Eran las dos de la tarde y nuestro único plan por el momento era regresarnos caminando hasta un sitio que nos recomendaron para comprar artesanías, cuando nuevamente apareció Nano. Estaba transportando a una pareja que se dirigía a almorzar a Villavieja y a quienes les había hecho un tour completo por el desierto. Nano no solo conducía su mototaxi, también era guía turístico y luego hablando con él me enteré de que realizaba labores como mecánico automotriz y soldador. “Yo me considero un campesino emprendedor, echado pa´lante. Cuando no hay turistas trabajo como agricultor, le hago a lo que sea” entonces ¿Qué hay de que los opitas son Celios, lochudos, perezosos? “Sí los hay, pero no somos todos, la mayoría somos trabajadores y no nos andamos con ´chichadas´” chichadas significa pendejadas, tontadas.

Después de almorzar con nuestros nuevos amigos de viaje y de comprar algunas cosas para llevar a casa, nos tomamos unas cervecitas para la sed en una tienda donde se encontraban varios residentes viendo el partido de América contra Equidad, si mi memoria no me falla. Hablaban del partido, de cómo le estaba yendo a Millonarios, de la nueva jefe de policía que había llegado al pueblo y quería prohibir la venta de licor, del alcalde, de sus ´wipas´, es decir de sus hijos.

Su dialecto era muy curioso. Tenían un tono de voz muy particular. No decían hola sino ole o hola mijo, no decían espere un momento sino espere tantico. En general fueron muy amables, pero desde mi punto de vista sí tendían a ser muy pausados para realizar las cosas e incluso para dar indicaciones, se tomaban su tiempo, como cuando le preguntamos a un residente que dónde quedaba un restaurante y primero lo visualicé yo antes de que él nos contestara.

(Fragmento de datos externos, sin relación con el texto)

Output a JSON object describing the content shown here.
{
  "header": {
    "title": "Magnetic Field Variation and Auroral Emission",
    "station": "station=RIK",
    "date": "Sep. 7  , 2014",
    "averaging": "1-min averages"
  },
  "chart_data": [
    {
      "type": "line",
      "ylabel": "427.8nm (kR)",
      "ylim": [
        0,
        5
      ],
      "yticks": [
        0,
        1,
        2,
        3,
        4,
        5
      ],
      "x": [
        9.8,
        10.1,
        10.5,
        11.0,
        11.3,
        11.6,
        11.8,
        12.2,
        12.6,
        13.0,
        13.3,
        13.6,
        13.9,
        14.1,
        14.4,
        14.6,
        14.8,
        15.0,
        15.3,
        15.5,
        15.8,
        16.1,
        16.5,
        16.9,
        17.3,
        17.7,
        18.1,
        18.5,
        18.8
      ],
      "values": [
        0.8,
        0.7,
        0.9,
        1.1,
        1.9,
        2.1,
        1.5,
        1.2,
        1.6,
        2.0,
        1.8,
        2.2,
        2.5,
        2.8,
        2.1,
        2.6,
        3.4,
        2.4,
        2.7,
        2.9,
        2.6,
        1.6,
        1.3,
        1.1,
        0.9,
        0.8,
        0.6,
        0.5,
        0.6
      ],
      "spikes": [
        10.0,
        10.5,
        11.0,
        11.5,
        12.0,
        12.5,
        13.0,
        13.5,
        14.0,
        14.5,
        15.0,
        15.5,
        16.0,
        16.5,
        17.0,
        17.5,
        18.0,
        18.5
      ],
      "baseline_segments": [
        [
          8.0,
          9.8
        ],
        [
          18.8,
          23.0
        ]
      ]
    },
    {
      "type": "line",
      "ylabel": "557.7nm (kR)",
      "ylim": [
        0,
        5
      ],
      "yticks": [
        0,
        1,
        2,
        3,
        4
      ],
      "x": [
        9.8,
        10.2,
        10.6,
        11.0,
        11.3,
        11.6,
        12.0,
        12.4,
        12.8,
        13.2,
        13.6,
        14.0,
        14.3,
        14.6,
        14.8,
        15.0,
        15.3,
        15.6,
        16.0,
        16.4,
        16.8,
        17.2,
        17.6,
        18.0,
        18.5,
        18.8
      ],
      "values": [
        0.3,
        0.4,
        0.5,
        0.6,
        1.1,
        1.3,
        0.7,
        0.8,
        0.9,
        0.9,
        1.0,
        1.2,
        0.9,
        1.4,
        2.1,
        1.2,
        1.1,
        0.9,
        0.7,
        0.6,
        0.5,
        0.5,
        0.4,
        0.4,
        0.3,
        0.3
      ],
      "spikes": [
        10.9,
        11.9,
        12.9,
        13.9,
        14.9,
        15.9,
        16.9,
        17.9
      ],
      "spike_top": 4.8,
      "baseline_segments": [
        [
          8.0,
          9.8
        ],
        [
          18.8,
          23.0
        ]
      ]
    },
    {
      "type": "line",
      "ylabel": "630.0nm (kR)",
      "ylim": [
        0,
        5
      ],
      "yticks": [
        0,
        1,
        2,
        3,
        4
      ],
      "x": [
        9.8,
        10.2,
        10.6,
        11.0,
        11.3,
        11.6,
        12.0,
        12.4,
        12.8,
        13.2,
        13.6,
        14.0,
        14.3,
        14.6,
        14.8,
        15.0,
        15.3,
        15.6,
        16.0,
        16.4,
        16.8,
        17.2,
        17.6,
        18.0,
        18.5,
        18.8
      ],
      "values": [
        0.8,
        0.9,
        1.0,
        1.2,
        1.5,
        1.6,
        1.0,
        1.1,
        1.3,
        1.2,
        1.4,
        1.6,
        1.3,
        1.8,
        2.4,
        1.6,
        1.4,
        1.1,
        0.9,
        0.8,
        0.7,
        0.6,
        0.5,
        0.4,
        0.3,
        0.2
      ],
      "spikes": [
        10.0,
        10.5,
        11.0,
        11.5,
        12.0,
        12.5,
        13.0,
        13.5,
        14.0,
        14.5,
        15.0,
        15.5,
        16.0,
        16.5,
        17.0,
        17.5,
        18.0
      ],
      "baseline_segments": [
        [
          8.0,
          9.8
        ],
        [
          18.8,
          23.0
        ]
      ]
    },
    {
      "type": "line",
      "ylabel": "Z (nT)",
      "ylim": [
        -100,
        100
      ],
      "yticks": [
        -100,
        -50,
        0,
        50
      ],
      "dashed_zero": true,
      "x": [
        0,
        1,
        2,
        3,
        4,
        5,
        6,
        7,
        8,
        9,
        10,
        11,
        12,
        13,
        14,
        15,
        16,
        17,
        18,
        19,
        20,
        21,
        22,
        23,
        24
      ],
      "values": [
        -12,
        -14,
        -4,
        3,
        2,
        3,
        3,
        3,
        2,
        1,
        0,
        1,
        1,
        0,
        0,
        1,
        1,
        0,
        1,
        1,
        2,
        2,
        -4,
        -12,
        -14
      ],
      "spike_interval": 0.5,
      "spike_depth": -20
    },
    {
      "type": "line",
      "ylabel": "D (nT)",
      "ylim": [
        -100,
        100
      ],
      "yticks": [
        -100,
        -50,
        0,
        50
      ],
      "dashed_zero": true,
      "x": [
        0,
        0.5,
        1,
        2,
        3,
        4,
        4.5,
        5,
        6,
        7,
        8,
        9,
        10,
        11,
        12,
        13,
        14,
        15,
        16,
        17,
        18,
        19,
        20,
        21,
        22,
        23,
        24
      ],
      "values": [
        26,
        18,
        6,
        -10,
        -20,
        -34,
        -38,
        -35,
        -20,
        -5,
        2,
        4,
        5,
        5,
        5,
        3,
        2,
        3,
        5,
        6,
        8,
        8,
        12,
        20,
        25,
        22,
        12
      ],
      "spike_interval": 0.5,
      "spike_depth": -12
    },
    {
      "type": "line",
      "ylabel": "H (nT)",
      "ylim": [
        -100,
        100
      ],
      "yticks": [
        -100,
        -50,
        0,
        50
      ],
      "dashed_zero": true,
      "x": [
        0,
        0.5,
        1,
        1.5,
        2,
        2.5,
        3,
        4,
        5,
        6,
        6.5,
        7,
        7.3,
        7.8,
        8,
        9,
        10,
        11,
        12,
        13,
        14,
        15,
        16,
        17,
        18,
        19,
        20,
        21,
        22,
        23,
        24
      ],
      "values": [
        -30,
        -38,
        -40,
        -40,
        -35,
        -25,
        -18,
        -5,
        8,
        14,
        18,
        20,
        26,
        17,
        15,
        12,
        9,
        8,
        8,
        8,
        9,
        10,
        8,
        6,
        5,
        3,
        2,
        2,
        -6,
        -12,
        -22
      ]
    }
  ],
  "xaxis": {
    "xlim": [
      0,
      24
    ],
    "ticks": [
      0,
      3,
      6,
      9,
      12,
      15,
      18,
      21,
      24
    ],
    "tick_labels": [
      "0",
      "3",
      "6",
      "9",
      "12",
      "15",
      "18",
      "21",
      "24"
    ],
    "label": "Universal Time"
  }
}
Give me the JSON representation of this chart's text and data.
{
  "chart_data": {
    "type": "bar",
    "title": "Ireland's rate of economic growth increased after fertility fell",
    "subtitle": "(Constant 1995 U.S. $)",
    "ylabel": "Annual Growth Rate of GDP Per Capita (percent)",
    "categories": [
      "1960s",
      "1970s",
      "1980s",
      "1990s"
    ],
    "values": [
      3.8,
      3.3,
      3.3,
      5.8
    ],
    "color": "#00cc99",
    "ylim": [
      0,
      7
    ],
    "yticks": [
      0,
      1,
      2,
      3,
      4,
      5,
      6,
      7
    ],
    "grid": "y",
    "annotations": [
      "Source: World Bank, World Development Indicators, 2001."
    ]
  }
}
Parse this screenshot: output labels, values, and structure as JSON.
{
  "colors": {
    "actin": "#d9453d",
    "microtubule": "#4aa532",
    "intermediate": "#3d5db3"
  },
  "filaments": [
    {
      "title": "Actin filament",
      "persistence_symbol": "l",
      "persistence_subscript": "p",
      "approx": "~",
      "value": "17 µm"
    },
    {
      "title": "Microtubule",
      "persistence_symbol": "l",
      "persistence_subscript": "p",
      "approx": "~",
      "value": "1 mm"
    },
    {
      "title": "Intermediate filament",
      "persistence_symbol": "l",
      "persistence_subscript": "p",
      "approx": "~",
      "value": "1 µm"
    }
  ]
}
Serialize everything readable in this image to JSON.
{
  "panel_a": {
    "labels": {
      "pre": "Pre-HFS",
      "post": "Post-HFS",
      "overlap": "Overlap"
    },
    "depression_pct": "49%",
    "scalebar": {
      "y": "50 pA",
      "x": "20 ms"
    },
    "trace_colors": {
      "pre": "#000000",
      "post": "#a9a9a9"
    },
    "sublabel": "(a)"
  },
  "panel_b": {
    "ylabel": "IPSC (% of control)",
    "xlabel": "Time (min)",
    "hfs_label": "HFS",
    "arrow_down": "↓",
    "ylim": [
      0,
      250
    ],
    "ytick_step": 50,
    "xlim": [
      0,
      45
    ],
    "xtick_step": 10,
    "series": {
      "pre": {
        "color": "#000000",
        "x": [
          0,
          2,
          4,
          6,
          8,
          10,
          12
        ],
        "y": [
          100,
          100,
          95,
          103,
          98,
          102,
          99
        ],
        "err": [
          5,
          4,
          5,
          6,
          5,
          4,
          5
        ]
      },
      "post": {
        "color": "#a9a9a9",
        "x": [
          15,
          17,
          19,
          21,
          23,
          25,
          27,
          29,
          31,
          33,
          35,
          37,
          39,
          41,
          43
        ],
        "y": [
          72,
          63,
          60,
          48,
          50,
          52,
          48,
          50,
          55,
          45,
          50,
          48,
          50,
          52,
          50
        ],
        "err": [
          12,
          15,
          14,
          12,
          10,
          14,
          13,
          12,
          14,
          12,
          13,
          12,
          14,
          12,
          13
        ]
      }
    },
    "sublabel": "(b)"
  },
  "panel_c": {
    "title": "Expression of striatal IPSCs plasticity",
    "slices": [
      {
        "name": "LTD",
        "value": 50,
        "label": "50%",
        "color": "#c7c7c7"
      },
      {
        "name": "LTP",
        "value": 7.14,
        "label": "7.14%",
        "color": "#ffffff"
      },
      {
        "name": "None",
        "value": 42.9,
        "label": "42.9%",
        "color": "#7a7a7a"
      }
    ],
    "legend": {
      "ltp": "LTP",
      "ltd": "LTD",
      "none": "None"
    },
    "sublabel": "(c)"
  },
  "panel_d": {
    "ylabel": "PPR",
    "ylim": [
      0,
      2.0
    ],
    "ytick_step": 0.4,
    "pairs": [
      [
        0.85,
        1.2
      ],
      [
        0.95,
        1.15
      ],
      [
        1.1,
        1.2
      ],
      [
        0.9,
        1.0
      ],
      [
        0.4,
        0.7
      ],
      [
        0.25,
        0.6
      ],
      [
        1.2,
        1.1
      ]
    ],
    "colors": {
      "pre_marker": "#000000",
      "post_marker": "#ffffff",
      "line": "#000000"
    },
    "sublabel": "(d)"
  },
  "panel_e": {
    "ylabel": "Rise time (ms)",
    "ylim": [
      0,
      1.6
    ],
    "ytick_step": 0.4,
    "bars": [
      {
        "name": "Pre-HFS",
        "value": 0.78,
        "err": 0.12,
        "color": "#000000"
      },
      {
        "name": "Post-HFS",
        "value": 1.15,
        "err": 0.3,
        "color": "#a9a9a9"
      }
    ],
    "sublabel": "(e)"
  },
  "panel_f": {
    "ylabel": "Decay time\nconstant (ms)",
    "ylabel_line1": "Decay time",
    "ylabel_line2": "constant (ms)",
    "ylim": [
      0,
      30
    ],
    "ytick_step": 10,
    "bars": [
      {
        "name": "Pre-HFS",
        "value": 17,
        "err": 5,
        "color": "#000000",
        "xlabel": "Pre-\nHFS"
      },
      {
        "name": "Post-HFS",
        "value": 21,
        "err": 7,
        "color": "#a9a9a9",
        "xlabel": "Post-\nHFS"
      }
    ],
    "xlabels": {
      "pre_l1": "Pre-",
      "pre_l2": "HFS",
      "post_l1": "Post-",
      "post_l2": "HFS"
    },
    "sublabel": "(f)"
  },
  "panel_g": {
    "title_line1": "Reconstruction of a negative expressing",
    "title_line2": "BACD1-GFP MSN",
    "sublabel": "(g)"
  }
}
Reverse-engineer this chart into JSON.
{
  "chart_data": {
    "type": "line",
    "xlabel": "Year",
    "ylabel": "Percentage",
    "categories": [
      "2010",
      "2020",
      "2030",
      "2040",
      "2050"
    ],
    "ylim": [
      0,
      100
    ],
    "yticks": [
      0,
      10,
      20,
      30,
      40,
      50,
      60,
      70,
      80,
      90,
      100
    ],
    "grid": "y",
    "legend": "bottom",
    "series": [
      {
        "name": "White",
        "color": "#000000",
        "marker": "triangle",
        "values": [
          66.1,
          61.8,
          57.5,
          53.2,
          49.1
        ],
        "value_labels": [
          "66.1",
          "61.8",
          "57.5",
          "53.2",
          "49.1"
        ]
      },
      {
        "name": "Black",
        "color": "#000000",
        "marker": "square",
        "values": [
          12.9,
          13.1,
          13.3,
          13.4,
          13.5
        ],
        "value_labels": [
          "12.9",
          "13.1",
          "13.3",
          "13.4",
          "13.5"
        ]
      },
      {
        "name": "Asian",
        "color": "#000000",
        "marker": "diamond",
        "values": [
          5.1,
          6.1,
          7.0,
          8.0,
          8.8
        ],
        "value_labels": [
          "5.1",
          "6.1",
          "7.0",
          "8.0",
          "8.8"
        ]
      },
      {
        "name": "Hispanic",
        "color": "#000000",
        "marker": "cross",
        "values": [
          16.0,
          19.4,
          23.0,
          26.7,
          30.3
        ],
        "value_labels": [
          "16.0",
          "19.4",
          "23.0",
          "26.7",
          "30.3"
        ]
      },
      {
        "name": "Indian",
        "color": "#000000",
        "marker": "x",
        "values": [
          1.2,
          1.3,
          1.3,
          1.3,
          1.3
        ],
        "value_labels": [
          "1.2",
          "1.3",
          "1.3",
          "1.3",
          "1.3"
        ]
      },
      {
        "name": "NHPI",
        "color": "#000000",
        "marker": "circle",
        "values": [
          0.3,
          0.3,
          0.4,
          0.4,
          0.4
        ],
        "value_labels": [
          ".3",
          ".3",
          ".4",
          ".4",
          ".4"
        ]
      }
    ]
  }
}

El ingreso mayor de los opitas se debe al turismo, por eso es que la pandemia los ha afectado demasiado “Cuando no hay turismo las personas se van como jornaleros a sembrar popoche, yuca o plátano junto al río Magdalena” me contó una residente con quien compartimos el recorrido de regreso a Neiva.

Esa noche no cenamos en el estadero, lo hicimos en un restaurante que queda en el desierto, el plato: salchipapas porque ya no había chivo asado, como tampoco cerveza artesanal, de cactus o de mariguana, nada de lo típico del desierto, por ese lado nos quedamos con las ganas. Al regresar al estadero nos habían corrido nuestro camping porque había llegado más personas a hospedarse y lo harían en hamaca. Revisamos todo y todo cuanto habíamos dejado estaba intacto, la mala costumbre de pensar que en todo lado hay un pillo que hace de las suyas.

Los nuevos turistas esa noche interrumpieron un poco nuestro dormir, había un señor que roncaba demasiado y por más que le llamamos la atención no paraba de molestarnos con su ruido inclemente. Gracias a Dios llovió muy fuerte y el ruido del agua cayendo sobre las tejas de zinc opacaron el ronquido de nuestro vecino huésped. Llovió toda la noche, tanto que al día siguiente varias motos amanecieron en el suelo, sin poderse sacar porque el barro o mejor, la arena, las hacía patinar. El mototaxi de Nano si corría con tranquilidad y fue así como nos devolvió hasta Villavieja para continuar nuestro rumbo de regreso a Bogotá. “Acá siempre las estaremos esperando, este es un sitio de paz, vayan con cuidado y gocen de su vida que aún están muy jóvenes”, fueron las últimas palabras que cruzamos con Nano, el viajero del desierto.